Tutte queste riflessioni mi portano alla conseguenza che non si devono presentare articoli a prezzi bassi e che un prezzo non è basso in assoluto, ma lo diventa in relazione alle qualità intrinseche di un prodotto. É comunicando questi valori che facciamo un servizio al cliente, che sarà così in grado di valutare e scegliere, perchè informato.
C’è una parte di clienti che cerca il prezzo basso, ma c’è la stragrande maggioranza che è disponibile a un livello più alto se ne percepisce il valore aggiunto e se viene messa in condizione di fare una scelta di acquisto ragionato. Perché in molti casi può essere premiante il contenuto tecnico, in altri l’elemento decorativo.
Gli elementi propri di un prodotto acquisiscono poi maggior rilevanza allorché si tratta di beni durevoli o semidurevoli, come sono una buona parte degli articoli del DIY.
Sugli ultimi volantini ho visto delle casette da giardino per gli attrezzi senza pavimento e con pareti sottilissime: una scelta fatta solo per poter “uscire” con un prezzo sempre più basso.
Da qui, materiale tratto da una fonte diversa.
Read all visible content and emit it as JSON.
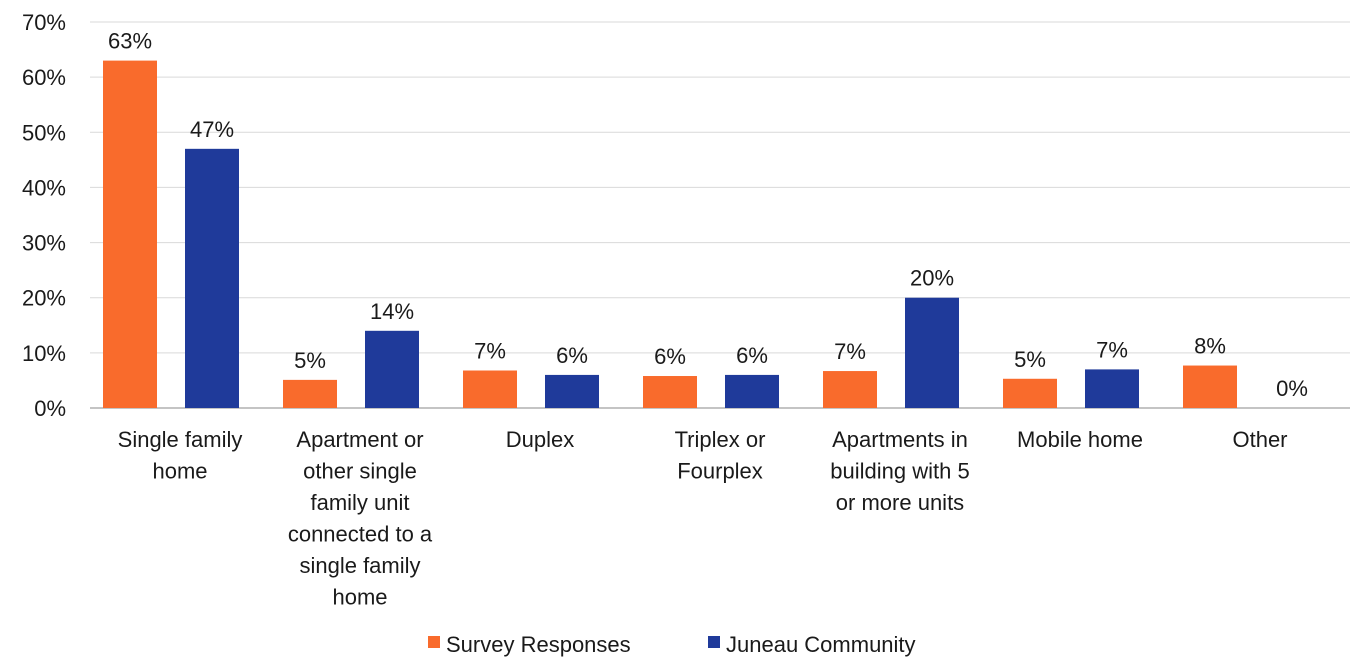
{
  "chart_data": {
    "type": "bar",
    "title": "",
    "xlabel": "",
    "ylabel": "",
    "ylim": [
      0,
      70
    ],
    "y_ticks": [
      0,
      10,
      20,
      30,
      40,
      50,
      60,
      70
    ],
    "y_tick_suffix": "%",
    "grid": true,
    "legend_position": "bottom",
    "categories": [
      "Single family home",
      "Apartment or other single family unit connected to a single family home",
      "Duplex",
      "Triplex or Fourplex",
      "Apartments in building with 5 or more units",
      "Mobile home",
      "Other"
    ],
    "category_lines": [
      [
        "Single family",
        "home"
      ],
      [
        "Apartment or",
        "other single",
        "family unit",
        "connected to a",
        "single family",
        "home"
      ],
      [
        "Duplex"
      ],
      [
        "Triplex or",
        "Fourplex"
      ],
      [
        "Apartments in",
        "building with 5",
        "or more units"
      ],
      [
        "Mobile home"
      ],
      [
        "Other"
      ]
    ],
    "series": [
      {
        "name": "Survey Responses",
        "color": "#F96B2C",
        "values": [
          63,
          5,
          7,
          6,
          7,
          5,
          8
        ],
        "plot_values": [
          63,
          5.1,
          6.8,
          5.8,
          6.7,
          5.3,
          7.7
        ],
        "labels": [
          "63%",
          "5%",
          "7%",
          "6%",
          "7%",
          "5%",
          "8%"
        ]
      },
      {
        "name": "Juneau Community",
        "color": "#1F3A9A",
        "values": [
          47,
          14,
          6,
          6,
          20,
          7,
          0
        ],
        "plot_values": [
          47,
          14,
          6,
          6,
          20,
          7,
          0
        ],
        "labels": [
          "47%",
          "14%",
          "6%",
          "6%",
          "20%",
          "7%",
          "0%"
        ]
      }
    ]
  }
}
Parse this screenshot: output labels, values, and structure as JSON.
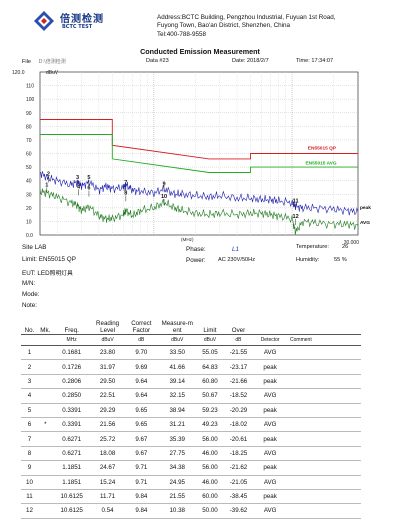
{
  "header": {
    "logo_cn": "倍测检测",
    "logo_en": "BCTC TEST",
    "address_lines": [
      "Address:BCTC Building, Pengzhou Industrial, Fuyuan 1st Road,",
      "Fuyong Town, Bao'an District, Shenzhen, China",
      "Tel:400-788-9558"
    ],
    "report_title": "Conducted Emission Measurement",
    "file_label": "File",
    "file_value": "D:\\倍测检测",
    "data_label": "Data #23",
    "date_label": "Date: 2018/2/7",
    "time_label": "Time: 17:34:07"
  },
  "chart_data": {
    "type": "line",
    "ylabel": "dBuV",
    "y_top_label": "120.0",
    "x_unit_label": "(MHz)",
    "x_right_label": "30.000",
    "xscale": "log",
    "xlim": [
      0.15,
      30
    ],
    "ylim": [
      0,
      120
    ],
    "y_ticks": [
      0,
      10,
      20,
      30,
      40,
      50,
      60,
      70,
      80,
      90,
      100,
      110
    ],
    "y_tick_labels": [
      "0.0",
      "10",
      "20",
      "30",
      "40",
      "50",
      "60",
      "70",
      "80",
      "90",
      "100",
      "110"
    ],
    "grid": true,
    "limit_lines": [
      {
        "name": "EN55015 QP",
        "color": "#d42020",
        "points": [
          [
            0.15,
            85
          ],
          [
            0.5,
            85
          ],
          [
            0.5,
            66
          ],
          [
            2.51,
            56
          ],
          [
            5.0,
            56
          ],
          [
            5.0,
            60
          ],
          [
            30,
            60
          ]
        ]
      },
      {
        "name": "EN55015 AVG",
        "color": "#22aa22",
        "points": [
          [
            0.15,
            74
          ],
          [
            0.5,
            74
          ],
          [
            0.5,
            56
          ],
          [
            2.51,
            46
          ],
          [
            5.0,
            46
          ],
          [
            5.0,
            50
          ],
          [
            30,
            50
          ]
        ]
      }
    ],
    "series": [
      {
        "name": "peak",
        "color": "#2020b0",
        "points": [
          [
            0.15,
            46
          ],
          [
            0.17,
            42
          ],
          [
            0.2,
            40
          ],
          [
            0.25,
            37
          ],
          [
            0.28,
            39
          ],
          [
            0.3,
            36
          ],
          [
            0.34,
            39
          ],
          [
            0.4,
            33
          ],
          [
            0.45,
            36
          ],
          [
            0.5,
            34
          ],
          [
            0.6,
            35
          ],
          [
            0.63,
            37
          ],
          [
            0.7,
            33
          ],
          [
            0.8,
            32
          ],
          [
            1.0,
            31
          ],
          [
            1.19,
            34
          ],
          [
            1.4,
            30
          ],
          [
            1.6,
            30
          ],
          [
            2.0,
            29
          ],
          [
            2.5,
            28
          ],
          [
            3.0,
            29
          ],
          [
            4.0,
            27
          ],
          [
            5.0,
            27
          ],
          [
            6.0,
            26
          ],
          [
            7.0,
            26
          ],
          [
            8.0,
            25
          ],
          [
            10.0,
            24
          ],
          [
            10.6,
            21
          ],
          [
            12.0,
            20
          ],
          [
            15.0,
            20
          ],
          [
            20.0,
            19
          ],
          [
            25.0,
            18
          ],
          [
            30.0,
            17
          ]
        ]
      },
      {
        "name": "AVG",
        "color": "#1f7a1f",
        "points": [
          [
            0.15,
            32
          ],
          [
            0.17,
            31
          ],
          [
            0.2,
            28
          ],
          [
            0.25,
            24
          ],
          [
            0.28,
            22
          ],
          [
            0.3,
            18
          ],
          [
            0.34,
            21
          ],
          [
            0.4,
            14
          ],
          [
            0.45,
            12
          ],
          [
            0.5,
            12
          ],
          [
            0.6,
            15
          ],
          [
            0.63,
            18
          ],
          [
            0.7,
            14
          ],
          [
            0.8,
            18
          ],
          [
            1.0,
            20
          ],
          [
            1.19,
            24
          ],
          [
            1.4,
            20
          ],
          [
            1.6,
            18
          ],
          [
            2.0,
            16
          ],
          [
            2.5,
            15
          ],
          [
            3.0,
            16
          ],
          [
            4.0,
            15
          ],
          [
            5.0,
            16
          ],
          [
            6.0,
            16
          ],
          [
            7.0,
            15
          ],
          [
            8.0,
            14
          ],
          [
            10.0,
            12
          ],
          [
            10.6,
            2
          ],
          [
            12.0,
            10
          ],
          [
            15.0,
            9
          ],
          [
            20.0,
            8
          ],
          [
            25.0,
            8
          ],
          [
            30.0,
            7
          ]
        ]
      }
    ],
    "markers": [
      {
        "label": "1",
        "x": 0.1681,
        "y": 33.5
      },
      {
        "label": "2",
        "x": 0.1726,
        "y": 41.66
      },
      {
        "label": "3",
        "x": 0.2806,
        "y": 39.14
      },
      {
        "label": "4",
        "x": 0.285,
        "y": 32.15
      },
      {
        "label": "5",
        "x": 0.3391,
        "y": 38.94
      },
      {
        "label": "6",
        "x": 0.3391,
        "y": 31.21
      },
      {
        "label": "7",
        "x": 0.6271,
        "y": 35.39
      },
      {
        "label": "8",
        "x": 0.6271,
        "y": 27.75
      },
      {
        "label": "9",
        "x": 1.1851,
        "y": 34.38
      },
      {
        "label": "10",
        "x": 1.1851,
        "y": 24.95
      },
      {
        "label": "11",
        "x": 10.6125,
        "y": 21.55
      },
      {
        "label": "12",
        "x": 10.6125,
        "y": 10.38
      }
    ],
    "line_labels": [
      {
        "text": "EN55015 QP",
        "color": "#d42020",
        "x": 13,
        "y": 63
      },
      {
        "text": "EN55015 AVG",
        "color": "#22aa22",
        "x": 12.5,
        "y": 52
      },
      {
        "text": "peak",
        "color": "#111111",
        "x": 31,
        "y": 19
      },
      {
        "text": "AVG",
        "color": "#111111",
        "x": 31,
        "y": 8
      }
    ]
  },
  "info": {
    "site": "Site  LAB",
    "limit": "Limit: EN55015  QP",
    "eut_prefix": "EUT:  LED",
    "eut_cn": "照明灯具",
    "mn": "M/N:",
    "mode": "Mode:",
    "note": "Note:",
    "phase_label": "Phase:",
    "phase_value": "L1",
    "power_label": "Power:",
    "power_value": "AC 230V/50Hz",
    "temperature_label": "Temperature:",
    "temperature_value": "26",
    "humidity_label": "Humidity:",
    "humidity_value": "55 %"
  },
  "table": {
    "headers": [
      "No.",
      "Mk.",
      "Freq.",
      "Reading Level",
      "Correct Factor",
      "Measure-ment",
      "Limit",
      "Over",
      "",
      ""
    ],
    "header_html": [
      "No.",
      "Mk.",
      "Freq.",
      "Reading\nLevel",
      "Correct\nFactor",
      "Measure-\nment",
      "Limit",
      "Over",
      "",
      ""
    ],
    "units": [
      "",
      "",
      "MHz",
      "dBuV",
      "dB",
      "dBuV",
      "dBuV",
      "dB",
      "Detector",
      "Comment"
    ],
    "rows": [
      [
        "1",
        "",
        "0.1681",
        "23.80",
        "9.70",
        "33.50",
        "55.05",
        "-21.55",
        "AVG",
        ""
      ],
      [
        "2",
        "",
        "0.1726",
        "31.97",
        "9.69",
        "41.66",
        "64.83",
        "-23.17",
        "peak",
        ""
      ],
      [
        "3",
        "",
        "0.2806",
        "29.50",
        "9.64",
        "39.14",
        "60.80",
        "-21.66",
        "peak",
        ""
      ],
      [
        "4",
        "",
        "0.2850",
        "22.51",
        "9.64",
        "32.15",
        "50.67",
        "-18.52",
        "AVG",
        ""
      ],
      [
        "5",
        "",
        "0.3391",
        "29.29",
        "9.65",
        "38.94",
        "59.23",
        "-20.29",
        "peak",
        ""
      ],
      [
        "6",
        "*",
        "0.3391",
        "21.56",
        "9.65",
        "31.21",
        "49.23",
        "-18.02",
        "AVG",
        ""
      ],
      [
        "7",
        "",
        "0.6271",
        "25.72",
        "9.67",
        "35.39",
        "56.00",
        "-20.61",
        "peak",
        ""
      ],
      [
        "8",
        "",
        "0.6271",
        "18.08",
        "9.67",
        "27.75",
        "46.00",
        "-18.25",
        "AVG",
        ""
      ],
      [
        "9",
        "",
        "1.1851",
        "24.67",
        "9.71",
        "34.38",
        "56.00",
        "-21.62",
        "peak",
        ""
      ],
      [
        "10",
        "",
        "1.1851",
        "15.24",
        "9.71",
        "24.95",
        "46.00",
        "-21.05",
        "AVG",
        ""
      ],
      [
        "11",
        "",
        "10.6125",
        "11.71",
        "9.84",
        "21.55",
        "60.00",
        "-38.45",
        "peak",
        ""
      ],
      [
        "12",
        "",
        "10.6125",
        "0.54",
        "9.84",
        "10.38",
        "50.00",
        "-39.62",
        "AVG",
        ""
      ]
    ]
  }
}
La domanda che dobbiamo porci è se il cliente è alla ricerca di questa soluzione e se una volta comprato l’oggetto ne rimarrà, nel tempo, soddisfatto.
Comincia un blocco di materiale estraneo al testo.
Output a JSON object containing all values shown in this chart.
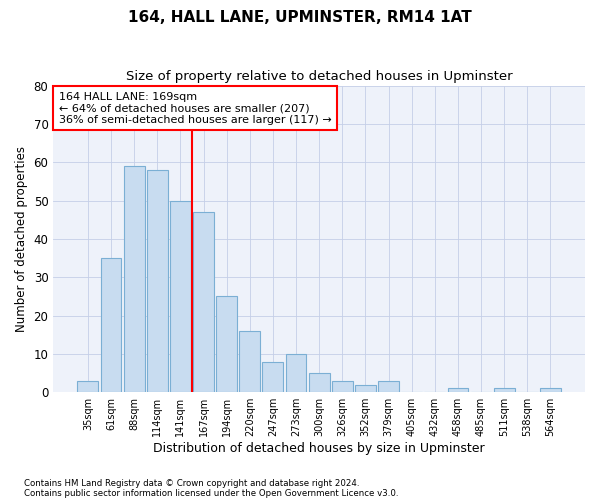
{
  "title": "164, HALL LANE, UPMINSTER, RM14 1AT",
  "subtitle": "Size of property relative to detached houses in Upminster",
  "xlabel": "Distribution of detached houses by size in Upminster",
  "ylabel": "Number of detached properties",
  "categories": [
    "35sqm",
    "61sqm",
    "88sqm",
    "114sqm",
    "141sqm",
    "167sqm",
    "194sqm",
    "220sqm",
    "247sqm",
    "273sqm",
    "300sqm",
    "326sqm",
    "352sqm",
    "379sqm",
    "405sqm",
    "432sqm",
    "458sqm",
    "485sqm",
    "511sqm",
    "538sqm",
    "564sqm"
  ],
  "values": [
    3,
    35,
    59,
    58,
    50,
    47,
    25,
    16,
    8,
    10,
    5,
    3,
    2,
    3,
    0,
    0,
    1,
    0,
    1,
    0,
    1
  ],
  "bar_color": "#c8dcf0",
  "bar_edge_color": "#7bafd4",
  "vline_index": 4,
  "vline_color": "red",
  "ylim": [
    0,
    80
  ],
  "yticks": [
    0,
    10,
    20,
    30,
    40,
    50,
    60,
    70,
    80
  ],
  "annotation_line1": "164 HALL LANE: 169sqm",
  "annotation_line2": "← 64% of detached houses are smaller (207)",
  "annotation_line3": "36% of semi-detached houses are larger (117) →",
  "annotation_box_color": "red",
  "footnote1": "Contains HM Land Registry data © Crown copyright and database right 2024.",
  "footnote2": "Contains public sector information licensed under the Open Government Licence v3.0.",
  "background_color": "#eef2fa",
  "grid_color": "#c5cfe8"
}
Non credo sia premiante scadere così nel prodotto, con una caduta di margine e di fatturato e - peggio ancora - con il ritorno di immagine conseguente.
Un altro esempio sono le porte blindate: ormai il prezzo di 299,00 euro non è più un’offerta ma è diventato un prezzo corrente di mercato. Ma anche in questo caso la domanda è: “stiamo rispondendo alla reali domande del cliente?”.
Il tema della sicurezza è sentito e se il cliente si orienta verso una porta blindata ne vuole una efficace, che serva allo scopo. Meglio allora presentare insieme le varie soluzioni e i vari prezzi, evidenziandone però le caratteristiche e i plus: la doppia lamina, la serratura europea, i tre punti di ancoraggio, ecc.
Informare il cliente, indirizzarlo, fargli fare la scelta giusta: è questa la missione dei centri fai da te.